Courtesy of John Hawks
John Hawks works in the Rising Star Cave in South Africa.
Despite being from Kansas, Dr. John Hawks had never seen storms like he experienced in South Africa.
"They had lightning like I've never seen it," says the University of Wisconsin-Madison anthropology professor. "One day, the science tent nearly blew over in the storm. We were holding the tent, five of us inside. I had the middle pole and was pushing against it as hard as I can because the wind is pushing it the other way. I remember thinking, 'Lightning is going to strike this thing.'"
The science tent was a base of operations set up by a team of researchers outside the Rising Star Cave, a site about 40 miles outside of Johannesburg. In November 2013, Hawks and a team of scientists from around the world arrived there to investigate the discovery of a chamber filled with human bones.
"We really expected when we started that we were there for one skeleton, and that was going to be super important," says Hawks, one of the excavation's lead researchers.
Hawks is one of the world's foremost scholars in human evolution, gaining popularity for the work he's done in relating human genetics to Neanderthals. He is an alumnus of Kansas State University and the University of Michigan, where he earned his Ph.D. in anthropology.
"He is very generous with his knowledge, but also expects his students to be self-motivated, and to learn independently, which is excellent training for an academic career," says Alia Gurtov, a doctoral student of Hawks, and a researcher on the Rising Star team.
Hawks has also taught a free massive open online course (or MOOC) called "Human Evolution: Past and Future" through the popular open access website Coursera.

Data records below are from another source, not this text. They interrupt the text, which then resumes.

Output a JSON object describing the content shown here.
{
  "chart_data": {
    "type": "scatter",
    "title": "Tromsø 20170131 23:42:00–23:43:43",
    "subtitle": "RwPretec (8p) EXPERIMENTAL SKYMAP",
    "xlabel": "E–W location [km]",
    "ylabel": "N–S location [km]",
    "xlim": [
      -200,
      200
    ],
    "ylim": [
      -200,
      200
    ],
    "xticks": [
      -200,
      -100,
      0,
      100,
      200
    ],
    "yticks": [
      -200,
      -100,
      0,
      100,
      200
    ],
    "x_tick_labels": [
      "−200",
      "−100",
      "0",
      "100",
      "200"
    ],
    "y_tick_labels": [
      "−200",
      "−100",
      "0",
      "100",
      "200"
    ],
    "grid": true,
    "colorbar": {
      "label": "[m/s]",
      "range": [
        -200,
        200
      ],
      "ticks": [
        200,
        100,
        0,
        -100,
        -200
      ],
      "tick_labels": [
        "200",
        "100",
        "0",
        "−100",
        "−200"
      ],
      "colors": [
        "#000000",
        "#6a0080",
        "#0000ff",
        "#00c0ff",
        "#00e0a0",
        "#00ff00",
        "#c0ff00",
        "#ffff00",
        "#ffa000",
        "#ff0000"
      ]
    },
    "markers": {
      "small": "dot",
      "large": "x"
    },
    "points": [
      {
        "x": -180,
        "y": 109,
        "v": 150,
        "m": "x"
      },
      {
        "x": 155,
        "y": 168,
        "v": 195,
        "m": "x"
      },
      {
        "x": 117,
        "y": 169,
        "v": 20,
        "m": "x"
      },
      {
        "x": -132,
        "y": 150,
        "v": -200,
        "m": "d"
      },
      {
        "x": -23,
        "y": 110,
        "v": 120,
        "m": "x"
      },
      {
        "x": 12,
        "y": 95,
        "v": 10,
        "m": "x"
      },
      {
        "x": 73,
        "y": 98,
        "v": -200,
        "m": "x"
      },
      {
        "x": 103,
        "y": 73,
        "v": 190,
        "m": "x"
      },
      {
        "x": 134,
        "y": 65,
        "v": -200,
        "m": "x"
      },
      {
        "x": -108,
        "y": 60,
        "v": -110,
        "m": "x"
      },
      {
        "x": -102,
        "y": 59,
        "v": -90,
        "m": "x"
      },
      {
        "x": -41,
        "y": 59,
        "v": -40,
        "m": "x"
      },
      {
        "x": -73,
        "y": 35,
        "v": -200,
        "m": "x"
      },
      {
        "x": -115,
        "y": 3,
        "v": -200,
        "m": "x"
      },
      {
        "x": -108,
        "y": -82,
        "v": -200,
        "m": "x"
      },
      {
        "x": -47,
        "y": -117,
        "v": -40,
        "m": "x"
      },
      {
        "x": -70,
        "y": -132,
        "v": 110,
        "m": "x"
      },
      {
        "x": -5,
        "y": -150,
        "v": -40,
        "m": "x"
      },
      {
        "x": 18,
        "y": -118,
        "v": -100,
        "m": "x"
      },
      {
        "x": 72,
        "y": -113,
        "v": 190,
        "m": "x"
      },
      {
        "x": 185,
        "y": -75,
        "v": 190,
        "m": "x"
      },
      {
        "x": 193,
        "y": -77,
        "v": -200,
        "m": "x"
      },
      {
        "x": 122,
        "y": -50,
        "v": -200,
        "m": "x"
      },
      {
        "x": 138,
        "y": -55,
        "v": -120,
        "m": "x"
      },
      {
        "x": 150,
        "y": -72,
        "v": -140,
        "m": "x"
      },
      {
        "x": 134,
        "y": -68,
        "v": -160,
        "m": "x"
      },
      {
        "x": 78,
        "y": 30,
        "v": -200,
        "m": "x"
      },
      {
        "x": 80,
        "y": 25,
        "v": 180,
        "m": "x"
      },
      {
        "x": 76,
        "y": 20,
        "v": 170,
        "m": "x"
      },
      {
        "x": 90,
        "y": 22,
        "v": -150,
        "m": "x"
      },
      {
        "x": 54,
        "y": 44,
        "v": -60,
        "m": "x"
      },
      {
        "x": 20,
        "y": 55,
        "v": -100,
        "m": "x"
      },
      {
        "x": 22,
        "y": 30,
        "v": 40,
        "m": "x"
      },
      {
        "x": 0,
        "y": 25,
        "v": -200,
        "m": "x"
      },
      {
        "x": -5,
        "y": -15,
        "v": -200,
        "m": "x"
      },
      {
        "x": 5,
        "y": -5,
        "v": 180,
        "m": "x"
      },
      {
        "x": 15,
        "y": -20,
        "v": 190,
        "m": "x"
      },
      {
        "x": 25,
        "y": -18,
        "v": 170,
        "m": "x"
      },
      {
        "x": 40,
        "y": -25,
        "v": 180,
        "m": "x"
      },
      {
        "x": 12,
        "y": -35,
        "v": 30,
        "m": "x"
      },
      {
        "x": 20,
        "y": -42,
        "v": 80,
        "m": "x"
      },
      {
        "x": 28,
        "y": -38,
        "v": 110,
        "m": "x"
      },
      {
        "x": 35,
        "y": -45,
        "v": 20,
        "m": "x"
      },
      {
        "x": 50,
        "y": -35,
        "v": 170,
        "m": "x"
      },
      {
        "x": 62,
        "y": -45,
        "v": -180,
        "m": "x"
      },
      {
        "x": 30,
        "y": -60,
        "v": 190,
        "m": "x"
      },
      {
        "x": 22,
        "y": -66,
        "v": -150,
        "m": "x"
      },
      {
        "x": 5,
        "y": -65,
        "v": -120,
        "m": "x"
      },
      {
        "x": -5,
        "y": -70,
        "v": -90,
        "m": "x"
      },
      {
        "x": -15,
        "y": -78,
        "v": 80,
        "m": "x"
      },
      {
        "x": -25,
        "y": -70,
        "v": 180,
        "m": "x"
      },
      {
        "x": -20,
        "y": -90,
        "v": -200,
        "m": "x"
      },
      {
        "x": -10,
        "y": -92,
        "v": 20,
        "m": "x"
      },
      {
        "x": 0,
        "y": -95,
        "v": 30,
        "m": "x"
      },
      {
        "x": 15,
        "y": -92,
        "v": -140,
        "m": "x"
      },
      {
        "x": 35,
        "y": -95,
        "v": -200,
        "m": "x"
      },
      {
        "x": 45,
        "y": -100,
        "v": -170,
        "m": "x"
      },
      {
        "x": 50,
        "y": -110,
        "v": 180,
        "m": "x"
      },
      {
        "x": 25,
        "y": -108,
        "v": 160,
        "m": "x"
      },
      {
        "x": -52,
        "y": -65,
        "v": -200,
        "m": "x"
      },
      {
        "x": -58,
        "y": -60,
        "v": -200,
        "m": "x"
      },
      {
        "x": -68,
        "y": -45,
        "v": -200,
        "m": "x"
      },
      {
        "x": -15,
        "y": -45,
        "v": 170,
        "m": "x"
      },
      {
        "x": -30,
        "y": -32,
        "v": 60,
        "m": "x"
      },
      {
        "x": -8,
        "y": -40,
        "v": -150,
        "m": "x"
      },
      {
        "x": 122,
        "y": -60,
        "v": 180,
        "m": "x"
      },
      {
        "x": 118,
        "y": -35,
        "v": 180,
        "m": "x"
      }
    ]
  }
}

In it, students follow Hawks around the world as he films excavation sites and interviews fellow scientists.
Hawks is now posting some of those interviews on his personal blog at johnhawks.net, which he updates regularly and uses to do science outreach. "It has a lot of professionals who are readers, and people use it in their classes a lot," he says. "Through that, I've really become attentive to people who are doing a lot of outreach work."
In fact, Hawks became connected to Rising Star's lead researcher Lee Berger through his blog. Berger, discoverer of the early human ancestor Australopithecus sediba, is a professor at the University of Witwatersrand in Johannesburg and a National Geographic explorer-in-residence.
"Berger really believed that if you went into some new caves, you would find some new hominid fossils," Hawks says. So he enlisted the help of some local cavers who could fit into a narrow crack inaccessible to him. (Hominids are part of the primate family, including humans.)
That crack turned out to be a 12-meter-long descent into the chamber that housed the bones. Berger and Hawks put out a call for archeologists. Applicants had to be skinny, small, have caving or climbing experience, and not be claustrophobic.
Enter Alia Gurtov, one of 57 applicants.
"I'm small and strong, love hiking, and have crawled through a long lava tunnel in the pitch black voluntarily several times," Gurtov says. "I knew that the opportunity to work with Lee Berger and his team was too good to talk myself out of."
Gurtov says she is not a risk-taker by nature, but can convince herself to do what needs to be done to complete a job. It's a necessary mentality when faced with a narrow chute in a dark cave on the other side of the world.
Once she was in the chamber, however, the spelunking became less intimidating. She describes the chamber at the bottom as "quiet, peaceful, conducive to focus and meditation."
"That's how I thought of our work there, as a kind of meditation on the problem of carefully, painstakingly removing fragile bones from the ground," Gurtov says. "Hours passed in moments that way. And the bones themselves inspire. I have had the rare opportunity to hold the remains of our ancient ancestors. It never occurred to me that I would have this opportunity, so rare has it been in paleoanthropology."
"In one month, it became the most numerous site in terms of fossil hominins that had ever been discovered in South Africa," Hawks says.
The team uncovered over 1,200 bones.
Of the 206 bones in the human body, Hawks says, only about 20 are not represented in the cave. "It's an enormously complete sample in terms of representing different parts of the anatomy [of humans]," he says. "We know from the teeth that we have at least 12 individuals because we have the same tooth 12 times."
Hawks and a team of about 30 young scientists went back to Africa this past summer to analyze the fossils and compare them to what is already known, "to tell us where they fit in human evolution," he says. Though he cannot yet speak publicly about the discoveries they've made, he describes them as "tremendous."
"Evolution is the only thing that we actually all share," Hawks says. "Evolution is about genealogy fundamentally. Knowing where and when those ancestors lived informs us about what we share, what makes us human. We're connected through this history. And evolution is our description of that history. It's the thing that connects us to each other."